Since HD is an autosomal-dominant hereditary disease, it is highly probable that our patient has an HD gene expansion in a similar range as her daughter's. Although she had decided not to be tested for HD, our patient wondered if this could explain her vulnerability to developing psychiatric symptoms in response to psychosocial triggers and whether maintenance therapy with medication would be warranted.

Unipolar mania is classified as bipolar disorder in DSM 5 and is typically defined by three manic episodes without a depressive episode over the course of more than 5 years. Unipolar mania is a rare disorder and is clinically distinct with male predominance, earlier age at onset, shorter episodes, fewer suicide attempts, and lower lifetime comorbidities.

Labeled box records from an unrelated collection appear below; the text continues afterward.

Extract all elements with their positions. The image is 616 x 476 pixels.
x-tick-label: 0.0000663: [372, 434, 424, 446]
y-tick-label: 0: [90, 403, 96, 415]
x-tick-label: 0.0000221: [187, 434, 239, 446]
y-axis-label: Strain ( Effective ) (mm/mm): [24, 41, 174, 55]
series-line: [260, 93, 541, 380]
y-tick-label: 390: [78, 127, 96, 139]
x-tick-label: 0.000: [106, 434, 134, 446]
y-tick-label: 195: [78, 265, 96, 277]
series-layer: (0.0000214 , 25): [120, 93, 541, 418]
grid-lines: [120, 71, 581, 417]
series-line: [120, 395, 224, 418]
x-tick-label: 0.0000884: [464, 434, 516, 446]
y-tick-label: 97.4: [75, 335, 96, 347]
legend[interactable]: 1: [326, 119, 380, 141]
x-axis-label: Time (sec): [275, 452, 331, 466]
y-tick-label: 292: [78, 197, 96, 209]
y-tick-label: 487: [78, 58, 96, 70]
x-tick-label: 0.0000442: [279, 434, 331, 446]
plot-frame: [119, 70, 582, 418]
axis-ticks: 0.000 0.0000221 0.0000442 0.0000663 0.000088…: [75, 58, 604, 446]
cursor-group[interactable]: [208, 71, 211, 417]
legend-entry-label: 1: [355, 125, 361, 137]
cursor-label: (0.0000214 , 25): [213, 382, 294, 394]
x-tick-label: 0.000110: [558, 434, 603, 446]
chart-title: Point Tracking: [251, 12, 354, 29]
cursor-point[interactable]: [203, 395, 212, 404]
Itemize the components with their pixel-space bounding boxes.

The prevalence of unipolar mania varies between studies (prevalence 0.18%–3.1%), likely as a result of methodological differences.¹ Mania can be a manifestation of bipolar disorder or due to the use of psychotropics or a physical condition, including neurological disorders.

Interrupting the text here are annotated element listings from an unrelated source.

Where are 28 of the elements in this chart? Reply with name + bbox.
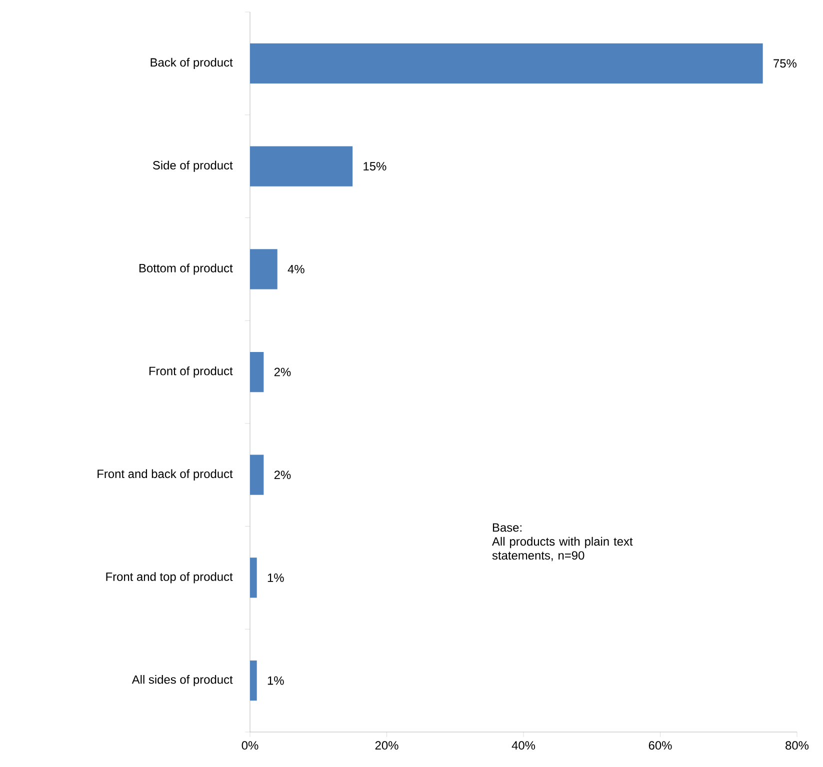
bar — [250, 43, 763, 84]
y-tick-label: All sides of product — [132, 675, 233, 686]
bar — [250, 249, 278, 290]
x-tick-label: 40% — [512, 741, 536, 750]
y-tick-label: Front and top of product — [106, 572, 233, 584]
data-label: 2% — [274, 470, 291, 480]
bar — [250, 146, 353, 186]
annotation: Base: — [492, 523, 522, 532]
y-tick-label: Side of product — [152, 160, 233, 172]
data-label: 1% — [268, 574, 284, 582]
data-label: 2% — [274, 368, 291, 376]
x-tick-label: 0% — [242, 741, 258, 750]
x-tick-label: 20% — [375, 741, 398, 750]
bar — [250, 454, 264, 495]
data-label: 1% — [268, 676, 284, 685]
y-tick-label: Front of product — [149, 366, 233, 378]
y-tick-label: Bottom of product — [139, 264, 233, 275]
bar — [250, 352, 264, 392]
data-label: 4% — [288, 264, 304, 274]
x-tick-label: 60% — [648, 741, 672, 750]
annotation: All products with plain text statements, n=90 — [492, 536, 633, 562]
bar — [250, 558, 257, 598]
data-label: 75% — [774, 59, 796, 68]
bar — [250, 660, 257, 701]
data-label: 15% — [364, 162, 386, 170]
y-tick-label: Front and back of product — [98, 469, 233, 480]
y-tick-label: Back of product — [150, 58, 233, 70]
x-tick-label: 80% — [786, 741, 809, 750]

HD is a neurodegenerative disorder resulting from an expanded CAG trinucleotide repeat in the Htt gene on chromosome 4. A high number of repeats is correlated with earlier onset of symptoms. Patients with more than 39 repeats will develop HD, whereas patients with 36–39 CAG repeats have a reduced penetration, and patients with 27–35 CAG repeats have intermediate expansion. Behavioral changes and psychiatric disorders may be present prior to the onset of the classical movement symptoms (chorea, hypokinesia) and cognitive deterioration. Of all neuropsychiatric symptoms in HD, apathy is the most frequent symptom, but depression, anxiety, irritability, aggression, perseverative, and obsessive-compulsive behavior, and psychosis are prevalent as well.²

Our patient has recurrent unipolar mania with a first episode occurring over 40 years ago. It is unlikely she will convert to bipolar mania as she has not experienced any depressive episodes in her lifetime. As her daughter is a genetically confirmed HD gene expansion carrier—although in the lower repeat range—it is likely that she is an HD gene carrier as well. Although mood changes can be a neuropsychiatric manifestation of HD, we argue that this is unlikely in our patient as the first mania episode occurred at the young age of 40 years ago, and progressive cognitive or motor symptoms are absent. In our patient all episodes were triggered by stressful events and sleep deprivation, and she has fully recovered after every episode.

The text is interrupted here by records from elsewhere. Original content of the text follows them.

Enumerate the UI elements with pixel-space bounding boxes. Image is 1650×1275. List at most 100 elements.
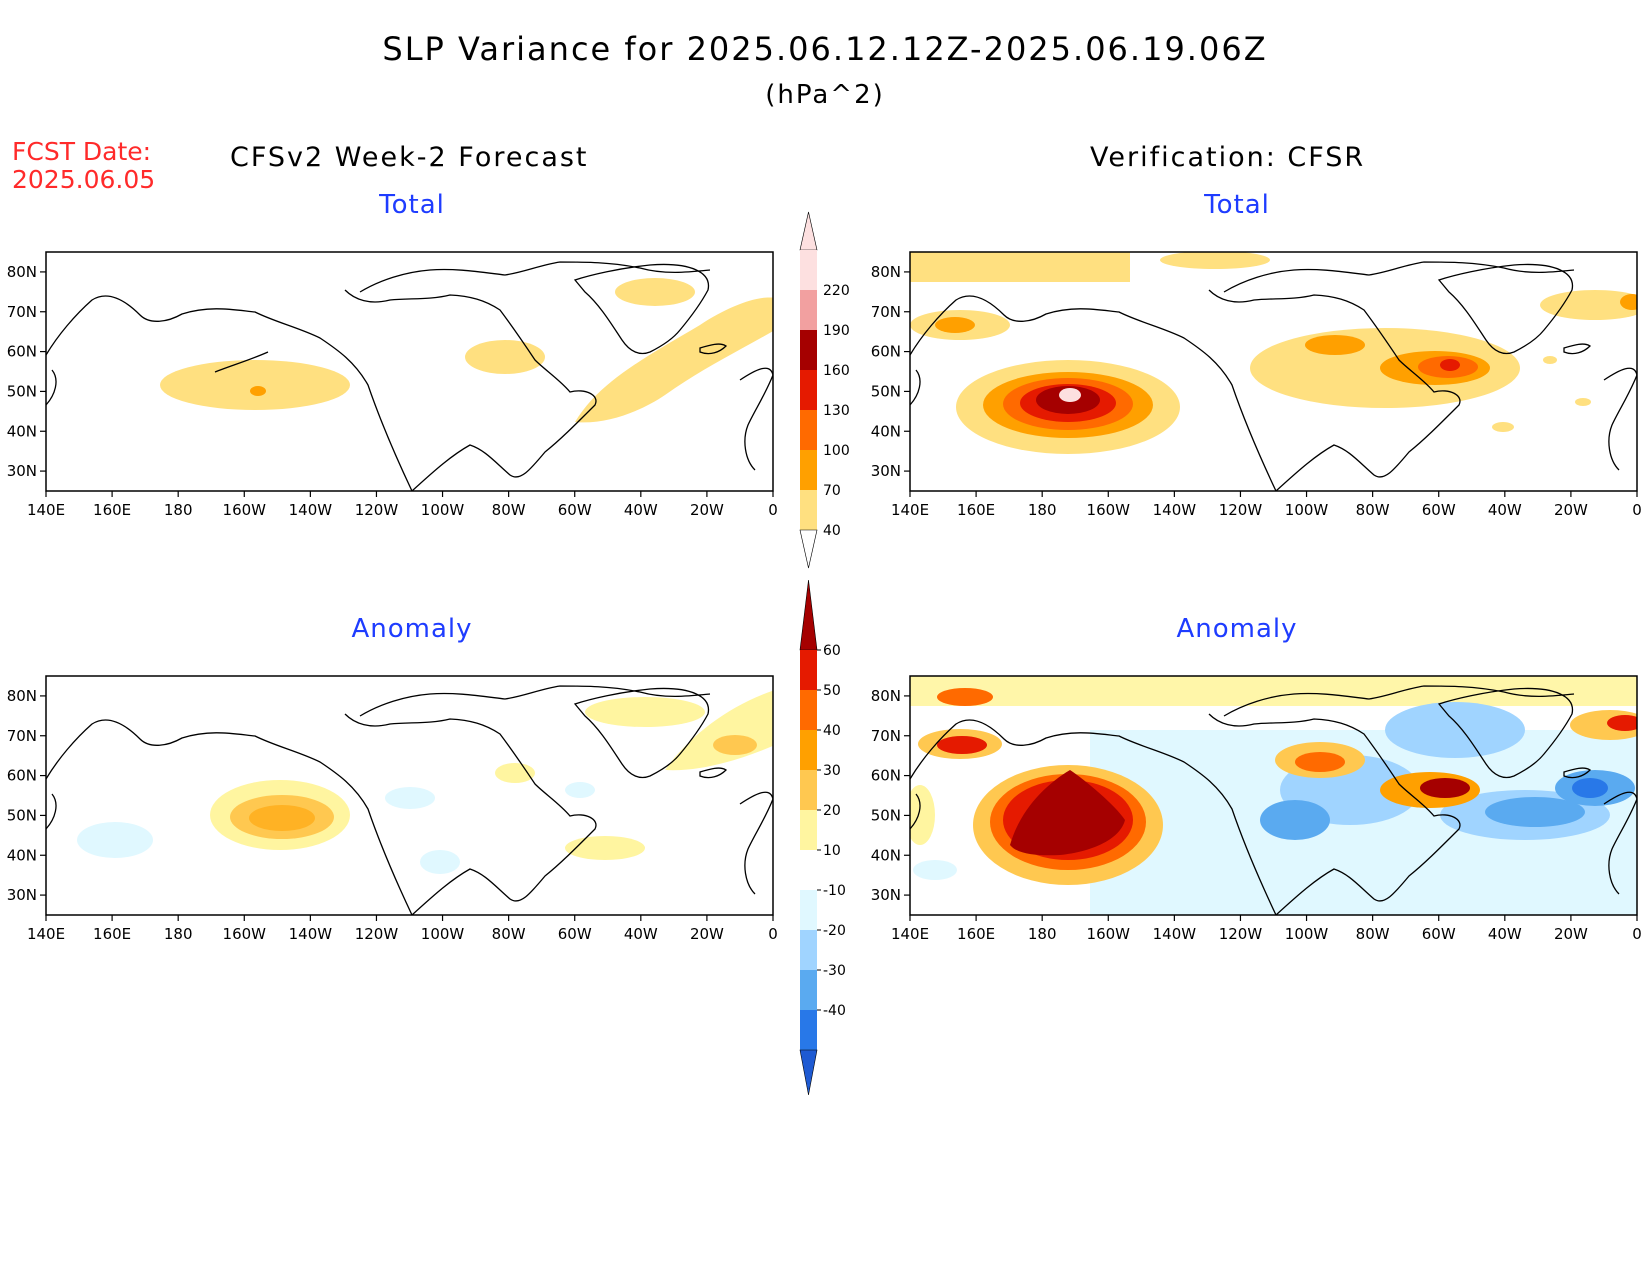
contour-fill xyxy=(495,763,535,783)
contour-fill xyxy=(565,782,595,798)
colorbar-anomaly-boxes xyxy=(799,579,818,1096)
forecast-column-heading: CFSv2 Week-2 Forecast xyxy=(230,142,589,173)
lon-tick-label: 140E xyxy=(27,501,65,519)
coastline xyxy=(910,295,1277,491)
contour-fill xyxy=(1420,778,1470,798)
lat-tick-label: 50N xyxy=(871,806,901,824)
map-frame xyxy=(909,251,1638,492)
lat-tick-label: 30N xyxy=(7,462,37,480)
contour-fill xyxy=(1540,290,1637,320)
lon-tick-label: 60W xyxy=(1422,925,1456,943)
colorbar-swatch xyxy=(800,410,817,450)
lat-tick-label: 70N xyxy=(7,303,37,321)
contour-fill xyxy=(1575,398,1591,406)
colorbar-label: 160 xyxy=(823,363,850,379)
contour-fill xyxy=(1160,252,1270,269)
map-frame xyxy=(45,675,774,916)
contour-fill xyxy=(1485,797,1585,827)
coastline-layer xyxy=(910,685,1637,915)
coastline-layer xyxy=(46,685,773,915)
colorbar-swatch xyxy=(800,930,817,970)
fcst-date-block: FCST Date: 2025.06.05 xyxy=(12,138,155,194)
coastline xyxy=(344,289,597,491)
coastline xyxy=(46,719,413,915)
greenland-outline xyxy=(573,687,710,779)
colorbar-label: 50 xyxy=(823,683,841,699)
lon-tick-label: 120W xyxy=(355,501,399,519)
lon-tick-label: 160E xyxy=(93,501,131,519)
lat-tick-label: 60N xyxy=(871,767,901,785)
colorbar-label: 60 xyxy=(823,643,841,659)
fcst-date-label: FCST Date: xyxy=(12,137,152,166)
lat-tick-label: 80N xyxy=(7,687,37,705)
lon-tick-label: 160W xyxy=(223,925,267,943)
coastline xyxy=(910,719,1277,915)
coastline xyxy=(1603,367,1637,471)
colorbar-swatch xyxy=(800,730,817,770)
colorbar-swatch xyxy=(800,450,817,490)
lon-tick-label: 160W xyxy=(1087,925,1131,943)
lon-tick-label: 160E xyxy=(93,925,131,943)
panel-title-verification-anomaly: Anomaly xyxy=(1176,614,1298,644)
lat-tick-label: 40N xyxy=(871,422,901,440)
lon-tick-label: 100W xyxy=(421,925,465,943)
colorbar-swatch xyxy=(800,250,817,290)
coastline xyxy=(46,369,57,406)
map-forecast-total xyxy=(45,251,774,492)
contour-fill xyxy=(160,360,350,410)
lon-tick-label: 120W xyxy=(355,925,399,943)
lon-tick-label: 180 xyxy=(1028,501,1057,519)
lon-tick-label: 40W xyxy=(624,925,658,943)
panel-title-forecast-anomaly: Anomaly xyxy=(351,614,473,644)
colorbar-arrow-top xyxy=(799,579,818,651)
colorbar-label: 40 xyxy=(823,523,841,539)
colorbar-label: 130 xyxy=(823,403,850,419)
lon-tick-label: 160E xyxy=(957,925,995,943)
lon-tick-label: 180 xyxy=(1028,925,1057,943)
lon-tick-label: 80W xyxy=(492,925,526,943)
lon-tick-label: 100W xyxy=(1285,501,1329,519)
lon-tick-label: 120W xyxy=(1219,501,1263,519)
lon-tick-label: 100W xyxy=(421,501,465,519)
colorbar-label: 10 xyxy=(823,843,841,859)
colorbar-swatch xyxy=(800,970,817,1010)
colorbar-arrow-bottom xyxy=(799,1049,818,1096)
lat-tick-label: 80N xyxy=(871,263,901,281)
lat-tick-label: 80N xyxy=(7,263,37,281)
contour-fill xyxy=(250,386,266,396)
colorbar-total: 220 190 160 130 100 70 40 xyxy=(799,211,850,569)
coastline xyxy=(1208,713,1461,915)
colorbar-swatch xyxy=(800,650,817,690)
contour-fill xyxy=(910,785,935,845)
contour-fill xyxy=(937,736,987,754)
colorbar-label: -40 xyxy=(823,1003,846,1019)
fill-layer-verification-anomaly xyxy=(910,676,1637,915)
lon-tick-label: 60W xyxy=(558,925,592,943)
lat-tick-label: 30N xyxy=(871,886,901,904)
colorbar-swatch xyxy=(800,890,817,930)
lon-tick-label: 40W xyxy=(1488,501,1522,519)
greenland-outline xyxy=(1437,687,1574,779)
contour-fill xyxy=(420,850,460,874)
colorbar-label: 220 xyxy=(823,283,850,299)
coastline xyxy=(1208,289,1461,491)
colorbar-anomaly-labels: 60 50 40 30 20 10 -10 -20 -30 -40 xyxy=(817,643,846,1019)
colorbar-swatch xyxy=(800,370,817,410)
lon-tick-label: 40W xyxy=(1488,925,1522,943)
lat-tick-label: 70N xyxy=(871,727,901,745)
lon-tick-label: 180 xyxy=(164,925,193,943)
colorbar-swatch xyxy=(800,290,817,330)
lon-tick-label: 140W xyxy=(1153,925,1197,943)
lat-tick-label: 30N xyxy=(7,886,37,904)
contour-fill xyxy=(1572,778,1608,798)
lon-tick-label: 0 xyxy=(1632,501,1642,519)
coastline xyxy=(344,713,597,915)
lon-tick-label: 180 xyxy=(164,501,193,519)
coastline xyxy=(739,367,773,471)
iceland-outline xyxy=(1563,767,1592,779)
iceland-outline xyxy=(1563,343,1592,355)
colorbar-label: 100 xyxy=(823,443,850,459)
fcst-date-value: 2025.06.05 xyxy=(12,165,156,194)
coastline xyxy=(359,685,711,717)
lon-tick-label: 120W xyxy=(1219,925,1263,943)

In recent years, there has been an increased interest in preclinical symptoms in C9ORF repeat expansion carriers (associated with Frontotemporal Dementia and Amyotrophic Lateral Sclerosis) and intermediate CAG repeat carriers. These repeat expansions cause neurodegenerative changes that result in motor, cognitive, or neuropsychiatric symptoms. These repeat expansions may also influence personality traits early in life^{3, 4} and lead to a lifelong neuropsychiatric vulnerability.⁵ Collaborative efforts of psychiatrists, neurologists, and clinical neuropsychologists are warranted to define lifespan symptomatology of these carriers and to possibly unravel a genetic contribution of neuropsychiatric symptoms.

Clinical guidance on maintenance therapy for mania in HD gene expansion carriers, as is relevant for our patient, cannot be given based on scientific evidence. It is understandable that our patient prefers to strengthen her coping skills over the long-term use of mood stabilizers. Following a shared decision-making process our patient visited our outpatient clinic for an additional 6 months with a focus on her crisis management plan and on coping with psychosocial stressors.

None of the authors reported a conflict of interest.